Scartate queste due possibilità, entrambe riduttive, ce ne rimaneva una soltanto, non poco promettente: considerare la rivoluzione alla stregua di un «fatto sociale totale», per dirla con l’antropologo Marcel Mauss. Di un fatto, cioè, che coinvolge l’intero funzionamento di una comunità. Di un fatto all’interno del quale convivono mutamento delle mentalità e organizzazione del sistema scolastico, riti e miti, poemi e bilanci economici, biologia e teatro che trae ispirazione dall’organizzazione fordista della fabbrica. Al di là dell’entusiasmo, della curiosità, dello scetticismo o della totale esecrazione che la presa del potere da parte dei bolscevichi ha suscitato nei singoli pensatori e artisti, nessuno si poteva dire davvero immune all’influsso di questo «fatto sociale totale». La trasformazione repentina delle forme di vita, l’avvento di un tempo nuovo, la percezione di possibilità inedite (salvifiche o spaventose che fossero), coinvolse favorevoli e contrari, scettici e accalorati. Anche i controrivoluzionari furono intrisi dei giorni e delle opere della rivoluzione, esposti a un tempo che trasfigurava il senso di ogni cosa.

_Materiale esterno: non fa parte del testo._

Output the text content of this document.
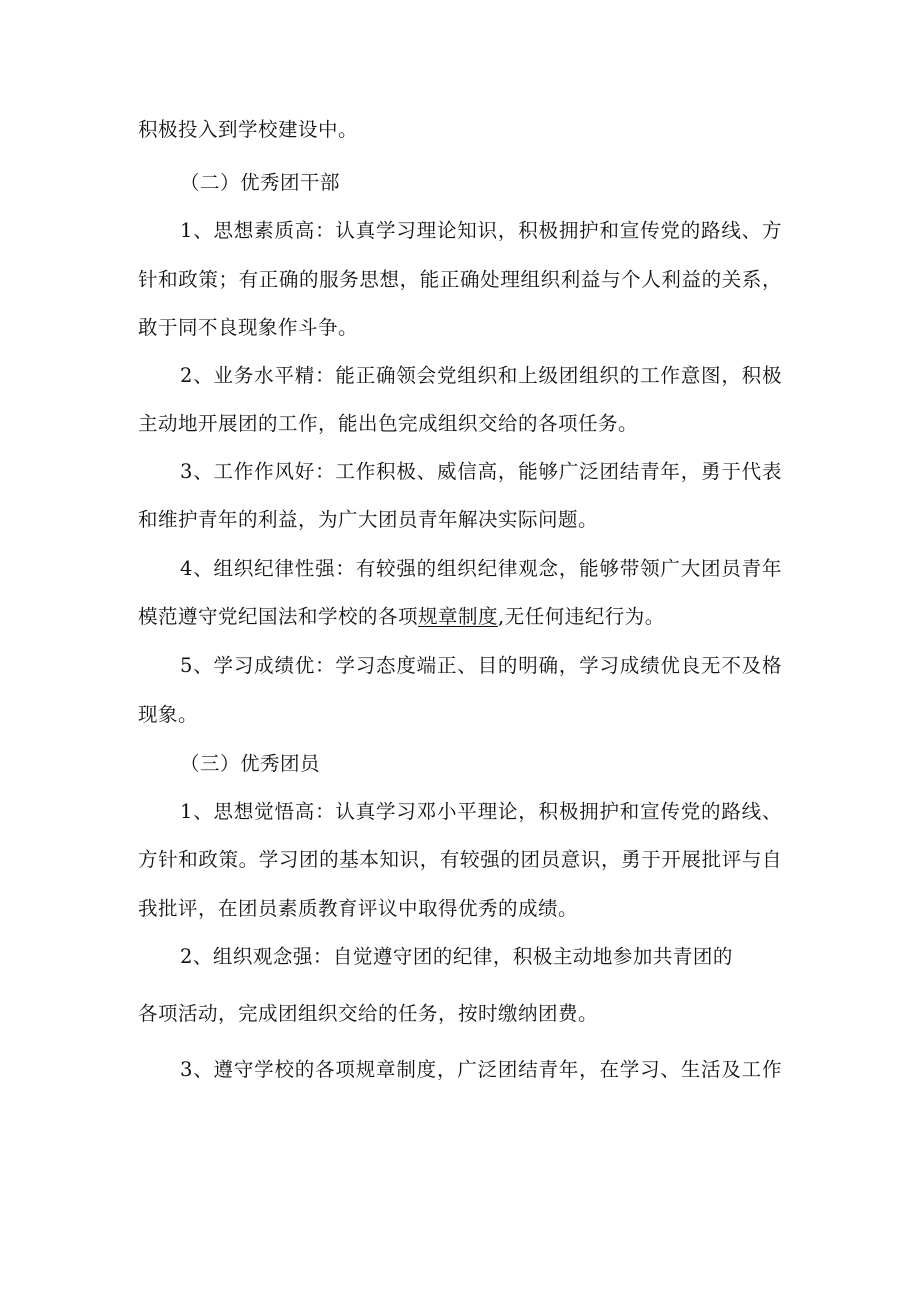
积极投入到学校建设中。
（二）优秀团干部
1、思想素质高：认真学习理论知识，积极拥护和宣传党的路线、方
针和政策；有正确的服务思想，能正确处理组织利益与个人利益的关系，
敢于同不良现象作斗争。
2、业务水平精：能正确领会党组织和上级团组织的工作意图，积极
主动地开展团的工作，能出色完成组织交给的各项任务。
3、工作作风好：工作积极、威信高，能够广泛团结青年，勇于代表
和维护青年的利益，为广大团员青年解决实际问题。
4、组织纪律性强：有较强的组织纪律观念，能够带领广大团员青年
模范遵守党纪国法和学校的各项规章制度,无任何违纪行为。
5、学习成绩优：学习态度端正、目的明确，学习成绩优良无不及格
现象。
（三）优秀团员
1、思想觉悟高：认真学习邓小平理论，积极拥护和宣传党的路线、
方针和政策。学习团的基本知识，有较强的团员意识，勇于开展批评与自
我批评，在团员素质教育评议中取得优秀的成绩。
2、组织观念强：自觉遵守团的纪律，积极主动地参加共青团的
各项活动，完成团组织交给的任务，按时缴纳团费。
3、遵守学校的各项规章制度，广泛团结青年，在学习、生活及工作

La nostra scommessa è stata, dunque, quella di individuare un cortocircuito, ovvero una relazione simbiotica, tra il brusco cambiamento del paradigma politico-sociale e le innovazioni, gli slittamenti, le alternative che si registrarono sul piano formale nelle arti, sul piano concettuale nelle scienze umane, ma anche nell’ambito della prassi linguistica e dei valori morali. Rilevante non ci è sembrata la reazione ideologica di artisti e pensatori alla presa del Palazzo d’Inverno, ma il modo in cui la rottura epocale dell’Ottobre ha inciso sulla grammatica dei testi letterari, dei film, degli spettacoli teatrali, nonché sui metodi di ricerca in filosofia, estetica, filologia, linguistica, antropologia. Il criterio adottato può essere riassunto così: privilegiare le opere e le idee che non sarebbero state possibili senza l’Ottobre. Poiché gli effetti del sommovimento rivoluzionario si sono registrati ben al di là dei confini russi, non stupirà che qui si parli anche di ciò che accadde in Italia, Germania, Inghilterra, Ungheria e negli Stati Uniti (sezione “Caleidoscopio”).
Torniamo infine a Mandel’štam, autore che certamente non può essere sospettato di una incondizionata simpatia per il bolscevismo, né tanto meno tacciato di ipocrisia. Nel 1928, egli scrisse: «La Rivoluzione d’ottobre non ha potuto fare a meno di esercitare un’influenza sul mio lavoro, poiché mi ha tolto la “biografia”, la sensazione dell’importanza personale. Le sono grato per aver posto fine una volta per sempre all’agiatezza spirituale e al vivere di rendita culturale» . Senza dubbio, l’esproprio di molte quiete certezze, operato dalla rivoluzione, ha spalancato le porte – per una decina d’anni almeno, ma anche in seguito – a una tormentata innovazione artistica e intellettuale, della quale noi siamo, spesso, gli eredi inconsapevoli.